Ford forced to close factory in Europe? image

Ford Motor Co. said that conditions in Europe had “deteriorated significantly” and that it expected to lose $500 million to $600 million outside North America in the second quarter.

The U.S. giant, which is scheduled to report July 25 said that the company couldn’t rule out closing one of its five European plants.

Unlike GM, which has lost money year after year – more than $16 billion since 1999 — and has gone all-in on a high-stakes restructuring, Ford’s issues have seemed like less of a big deal.

Ford was actually making money in Europe, almost $2 billion since 2007, until the latest economic downturn in the region.

So where is the problem? The main problem ( not just for Ford in Europe ) is that the automaker is using just 63 percent of its factory capacity in Europe, where pretax losses this year may exceed $1.1 billion, double what the automaker previously said.
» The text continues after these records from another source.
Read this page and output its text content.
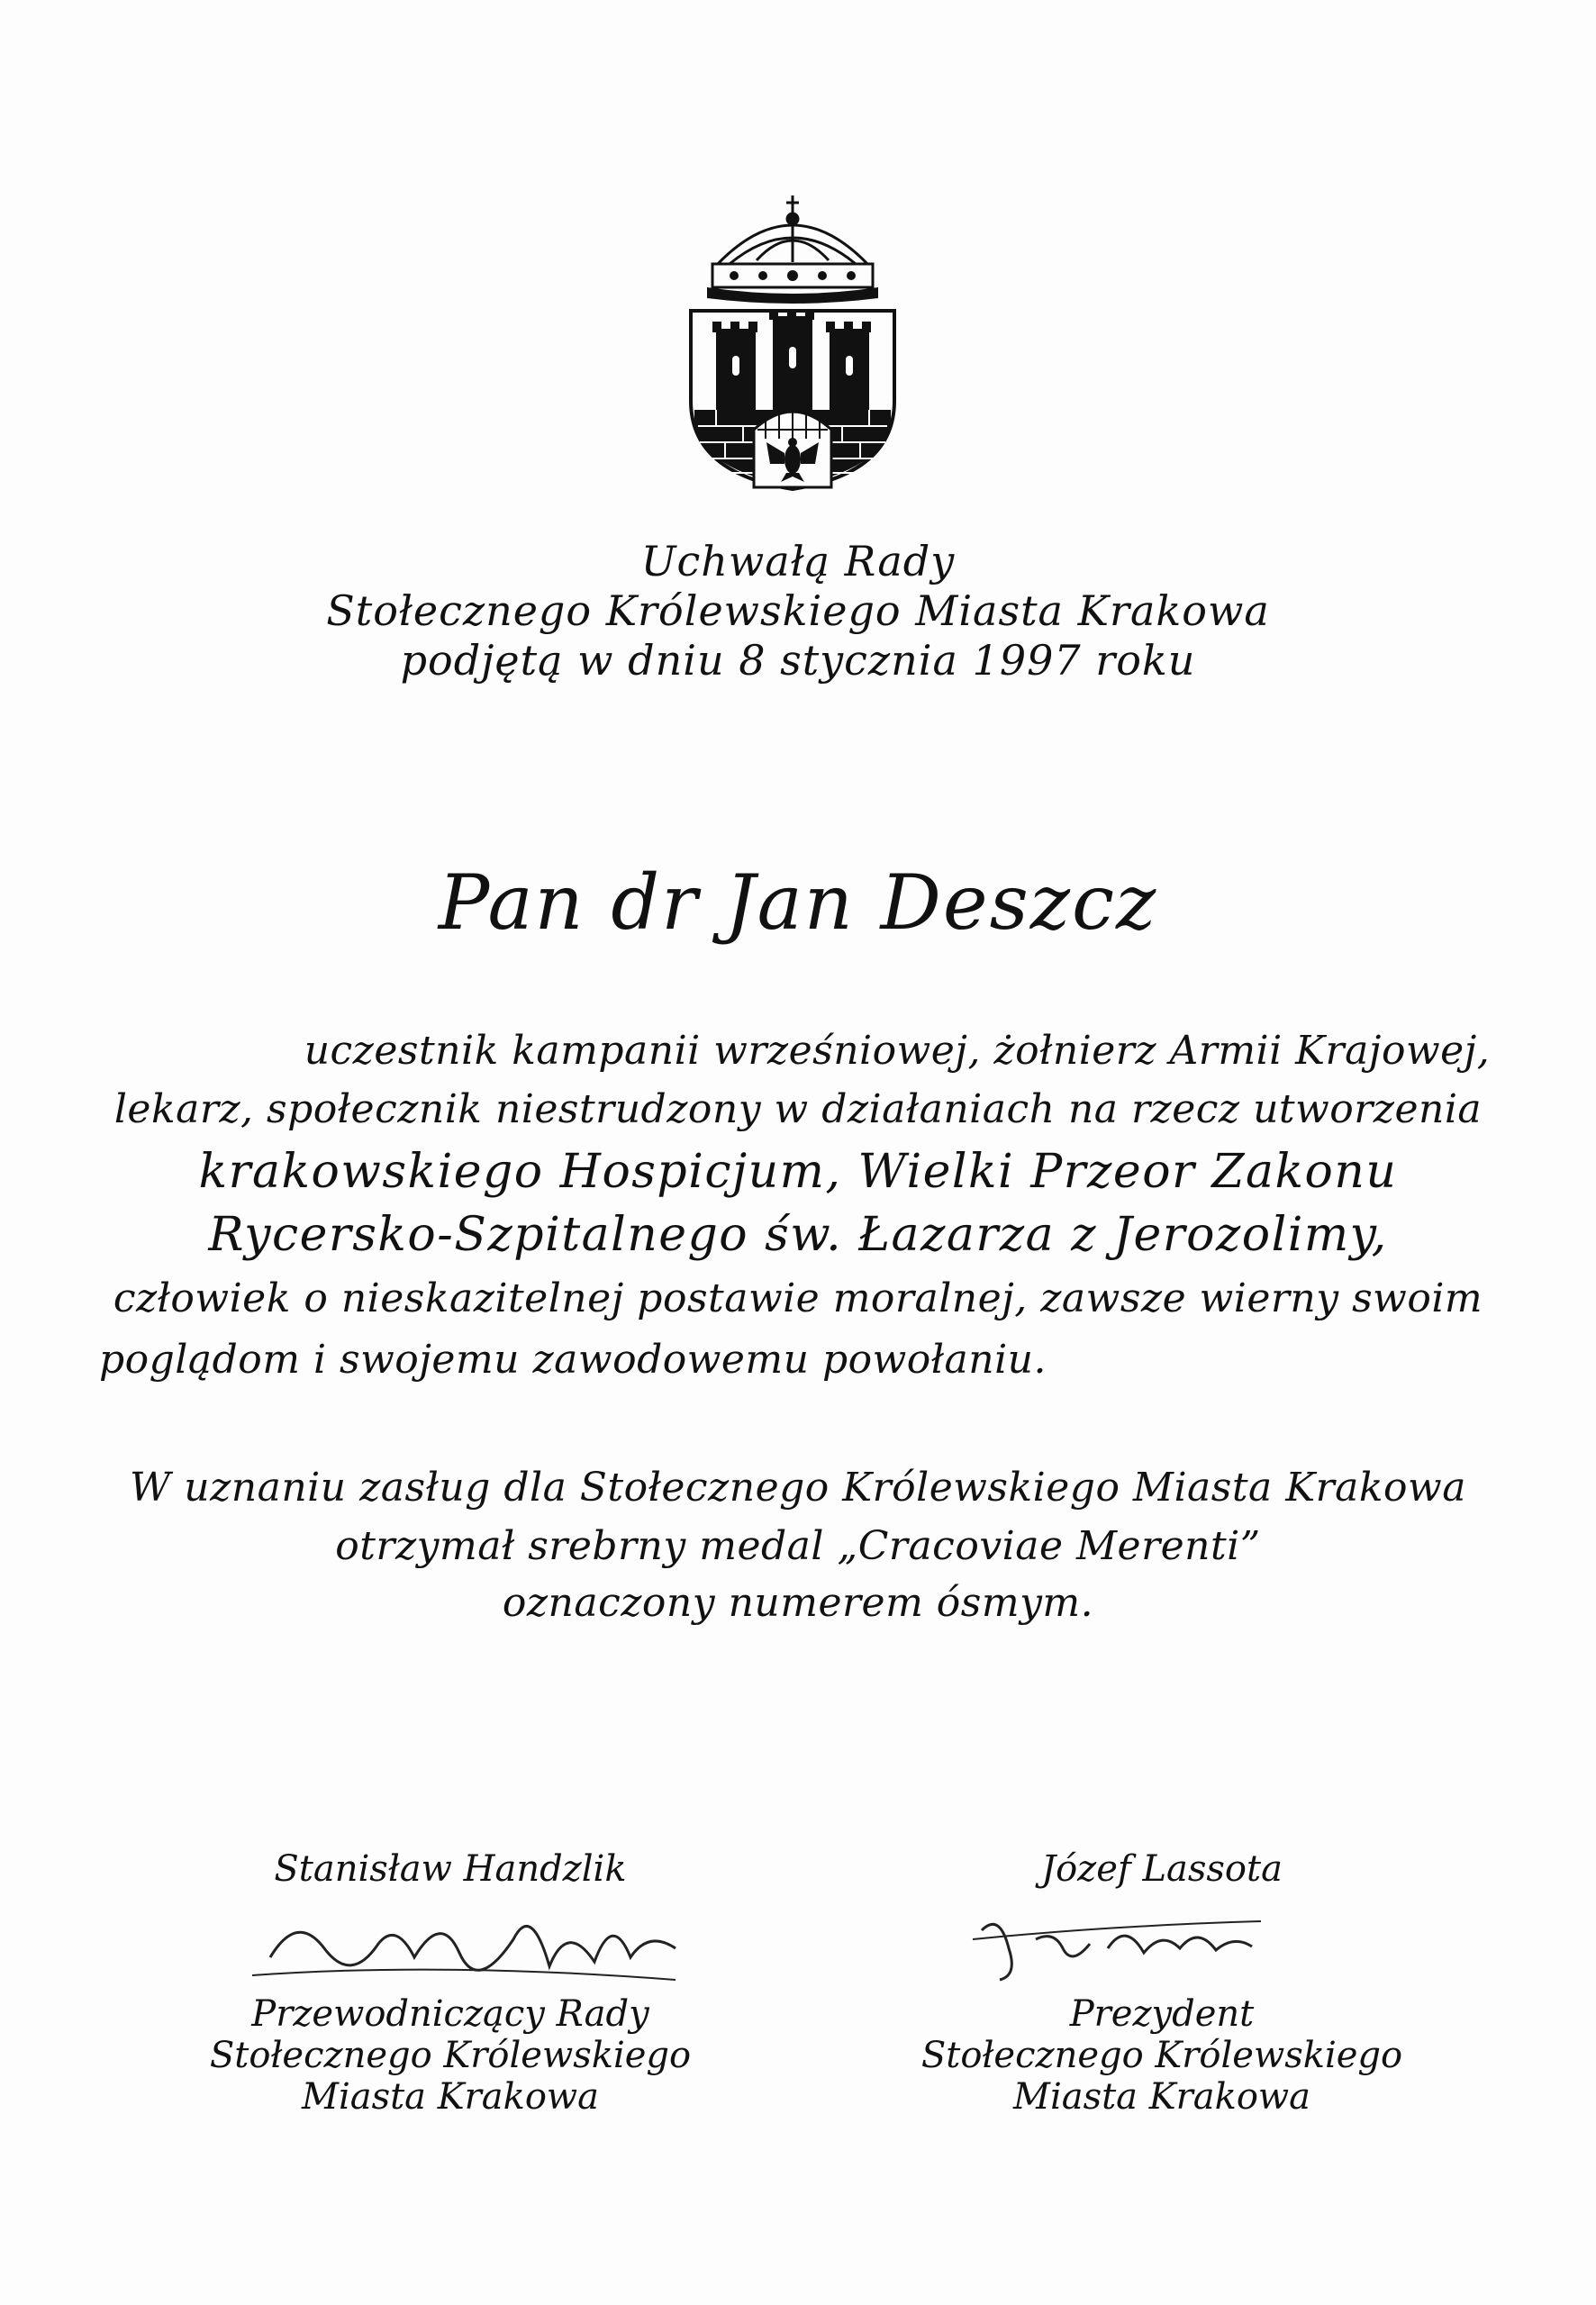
Uchwałą Rady
Stołecznego Królewskiego Miasta Krakowa
podjętą w dniu 8 stycznia 1997 roku
Pan dr Jan Deszcz
uczestnik kampanii wrześniowej, żołnierz Armii Krajowej,
lekarz, społecznik niestrudzony w działaniach na rzecz utworzenia
krakowskiego Hospicjum, Wielki Przeor Zakonu
Rycersko-Szpitalnego św. Łazarza z Jerozolimy,
człowiek o nieskazitelnej postawie moralnej, zawsze wierny swoim
poglądom i swojemu zawodowemu powołaniu.
W uznaniu zasług dla Stołecznego Królewskiego Miasta Krakowa
otrzymał srebrny medal „Cracoviae Merenti”
oznaczony numerem ósmym.
Stanisław Handzlik
Przewodniczący Rady
Stołecznego Królewskiego
Miasta Krakowa
Józef Lassota
Prezydent
Stołecznego Królewskiego
Miasta Krakowa
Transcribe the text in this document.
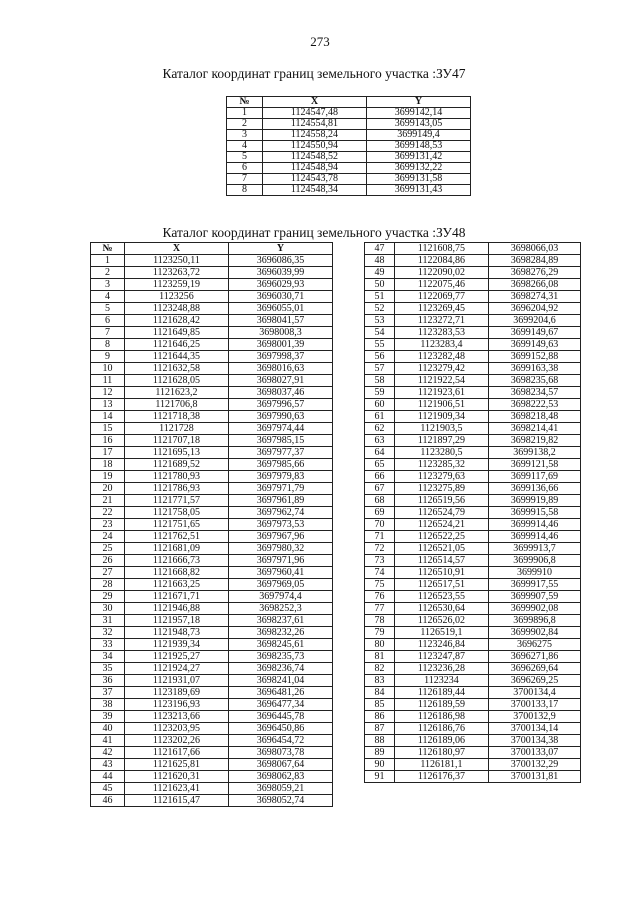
273
Каталог координат границ земельного участка :ЗУ47
№	X	Y
1	1124547,48	3699142,14
2	1124554,81	3699143,05
3	1124558,24	3699149,4
4	1124550,94	3699148,53
5	1124548,52	3699131,42
6	1124548,94	3699132,22
7	1124543,78	3699131,58
8	1124548,34	3699131,43
Каталог координат границ земельного участка :ЗУ48
№	X	Y
1	1123250,11	3696086,35
2	1123263,72	3696039,99
3	1123259,19	3696029,93
4	1123256	3696030,71
5	1123248,88	3696055,01
6	1121628,42	3698041,57
7	1121649,85	3698008,3
8	1121646,25	3698001,39
9	1121644,35	3697998,37
10	1121632,58	3698016,63
11	1121628,05	3698027,91
12	1121623,2	3698037,46
13	1121706,8	3697996,57
14	1121718,38	3697990,63
15	1121728	3697974,44
16	1121707,18	3697985,15
17	1121695,13	3697977,37
18	1121689,52	3697985,66
19	1121780,93	3697979,83
20	1121786,93	3697971,79
21	1121771,57	3697961,89
22	1121758,05	3697962,74
23	1121751,65	3697973,53
24	1121762,51	3697967,96
25	1121681,09	3697980,32
26	1121666,73	3697971,96
27	1121668,82	3697960,41
28	1121663,25	3697969,05
29	1121671,71	3697974,4
30	1121946,88	3698252,3
31	1121957,18	3698237,61
32	1121948,73	3698232,26
33	1121939,34	3698245,61
34	1121925,27	3698235,73
35	1121924,27	3698236,74
36	1121931,07	3698241,04
37	1123189,69	3696481,26
38	1123196,93	3696477,34
39	1123213,66	3696445,78
40	1123203,95	3696450,86
41	1123202,26	3696454,72
42	1121617,66	3698073,78
43	1121625,81	3698067,64
44	1121620,31	3698062,83
45	1121623,41	3698059,21
46	1121615,47	3698052,74
47	1121608,75	3698066,03
48	1122084,86	3698284,89
49	1122090,02	3698276,29
50	1122075,46	3698266,08
51	1122069,77	3698274,31
52	1123269,45	3696204,92
53	1123272,71	3699204,6
54	1123283,53	3699149,67
55	1123283,4	3699149,63
56	1123282,48	3699152,88
57	1123279,42	3699163,38
58	1121922,54	3698235,68
59	1121923,61	3698234,57
60	1121906,51	3698222,53
61	1121909,34	3698218,48
62	1121903,5	3698214,41
63	1121897,29	3698219,82
64	1123280,5	3699138,2
65	1123285,32	3699121,58
66	1123279,63	3699117,69
67	1123275,89	3699136,66
68	1126519,56	3699919,89
69	1126524,79	3699915,58
70	1126524,21	3699914,46
71	1126522,25	3699914,46
72	1126521,05	3699913,7
73	1126514,57	3699906,8
74	1126510,91	3699910
75	1126517,51	3699917,55
76	1126523,55	3699907,59
77	1126530,64	3699902,08
78	1126526,02	3699896,8
79	1126519,1	3699902,84
80	1123246,84	3696275
81	1123247,87	3696271,86
82	1123236,28	3696269,64
83	1123234	3696269,25
84	1126189,44	3700134,4
85	1126189,59	3700133,17
86	1126186,98	3700132,9
87	1126186,76	3700134,14
88	1126189,06	3700134,38
89	1126180,97	3700133,07
90	1126181,1	3700132,29
91	1126176,37	3700131,81
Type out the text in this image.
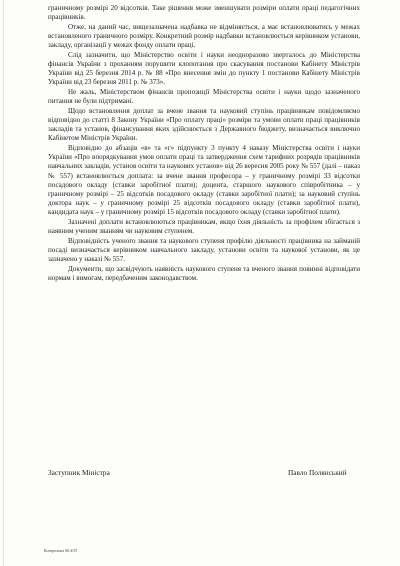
граничному розмірі 20 відсотків. Таке рішення може зменшувати розміри оплати праці педагогічних працівників.

Отже, на даний час, вищезазначена надбавка не відміняється, а має встановлюватись у межах встановленого граничного розміру. Конкретний розмір надбавки встановлюється керівником установи, закладу, організації у межах фонду оплати праці.

Слід зазначити, що Міністерство освіти і науки неодноразово зверталось до Міністерства фінансів України з проханням порушити клопотання про скасування постанови Кабінету Міністрів України від 25 березня 2014 р. № 88 «Про внесення змін до пункту 1 постанови Кабінету Міністрів України від 23 березня 2011 р. № 373».

Не жаль, Міністерством фінансів пропозиції Міністерства освіти і науки щодо зазначеного питання не були підтримані.

Щодо встановлення доплат за вчене звання та науковий ступінь працівникам повідомляємо відповідно до статті 8 Закону України «Про оплату праці» розміри та умови оплати праці працівників закладів та установ, фінансування яких здійснюється з Державного бюджету, визначається виключно Кабінетом Міністрів України.

Відповідно до абзаців «в» та «г» підпункту 3 пункту 4 наказу Міністерства освіти і науки України «Про впорядкування умов оплати праці та затвердження схем тарифних розрядів працівників навчальних закладів, установ освіти та наукових установ» від 26 вересня 2005 року № 557 (далі – наказ № 557) встановлюється доплата: за вчене звання професора – у граничному розмірі 33 відсотки посадового окладу (ставки заробітної плати); доцента, старшого наукового співробітника – у граничному розмірі – 25 відсотків посадового окладу (ставки заробітної плати); за науковий ступінь доктора наук – у граничному розмірі 25 відсотків посадового окладу (ставки заробітної плати), кандидата наук – у граничному розмірі 15 відсотків посадового окладу (ставки заробітної плати).

Зазначені доплати встановлюються працівникам, якщо їхня діяльність за профілем збігається з наявним ученим званням чи науковим ступенем.

Відповідність ученого звання та наукового ступеня профілю діяльності працівника на займаній посаді визначається керівником навчального закладу, установи освіти та наукової установи, як це зазначено у наказі № 557.

Документи, що засвідчують наявність наукового ступеня та вченого звання повинні відповідати нормам і вимогам, передбаченим законодавством.

Заступник Міністра	Павло Полянський
Контрольна 68.4/55
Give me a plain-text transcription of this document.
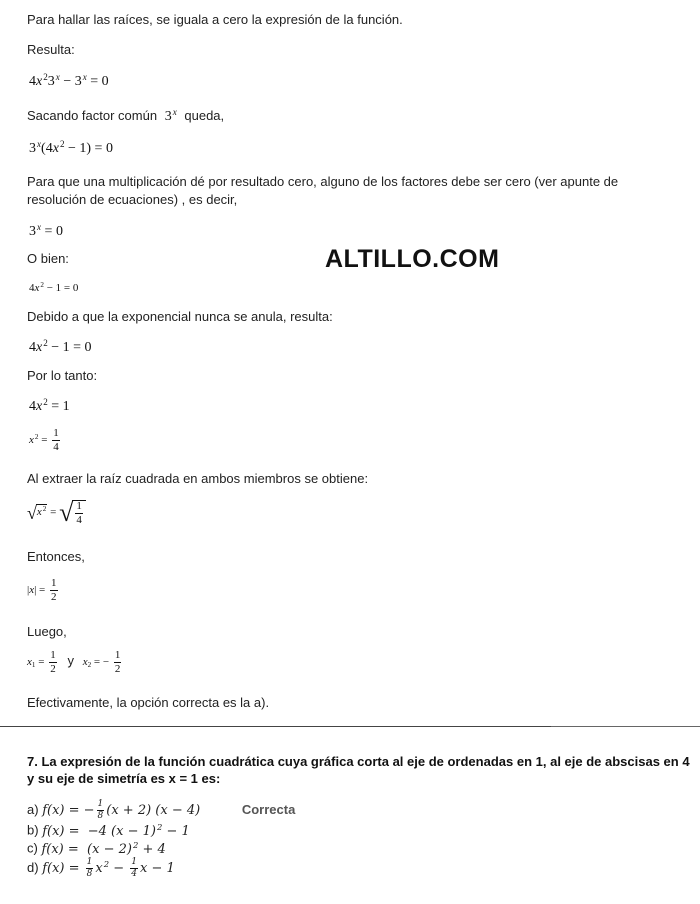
Para hallar las raíces, se iguala a cero la expresión de la función.
Resulta:
$4x^23^x - 3^x = 0$
Sacando factor común 3$^x$ queda,
$3^x(4x^2 - 1) = 0$
Para que una multiplicación dé por resultado cero, alguno de los factores debe ser cero (ver apunte de
resolución de ecuaciones) , es decir,
$3^x = 0$
O bien:	ALTILLO.COM
$4x^2 - 1 = 0$
Debido a que la exponencial nunca se anula, resulta:
$4x^2 - 1 = 0$
Por lo tanto:
$4x^2 = 1$
$x^2 = \frac{1}{4}$
Al extraer la raíz cuadrada en ambos miembros se obtiene:
√ $x^2$ = √ $\frac{1}{4}$
Entonces,
$|x| = \frac{1}{2}$
Luego,
$x_1 = \frac{1}{2}$ y $x_2$ = − $\frac{1}{2}$
Efectivamente, la opción correcta es la a).
7. La expresión de la función cuadrática cuya gráfica corta al eje de ordenadas en 1, al eje de abscisas en 4 y su eje de simetría es x = 1 es:
a) f(x) = − $\frac{1}{8} (x + 2) (x - 4)$	Correcta
b) f(x) =  −4 $(x - 1)^2 - 1$
c) $f(x) = (x - 2)^2 + 4$
d) $f(x) = \frac{1}{8} x^2 - \frac{1}{4}$ x − 1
“By our calculations, Ford’s capacity utilization in Europe is even lower than GM’s, making it lower than any automaker besides Fiat SpA” , Adam Jonas, an analyst at Morgan Stanley said.

Auto Sales in Europe
Ford’s sales in Europe were down a whopping 10% in the first half of 2012. Believe it or not, that’s about in line with the overall market, which has been clobbered by tough economic conditions throughout the region.

The month-on-month decline added to a sharp 6.8 percent fall in European car sales in the first six months of 2012, resulting in 6.64 million fewer new cars being registered compared with the same half-year period in 2011.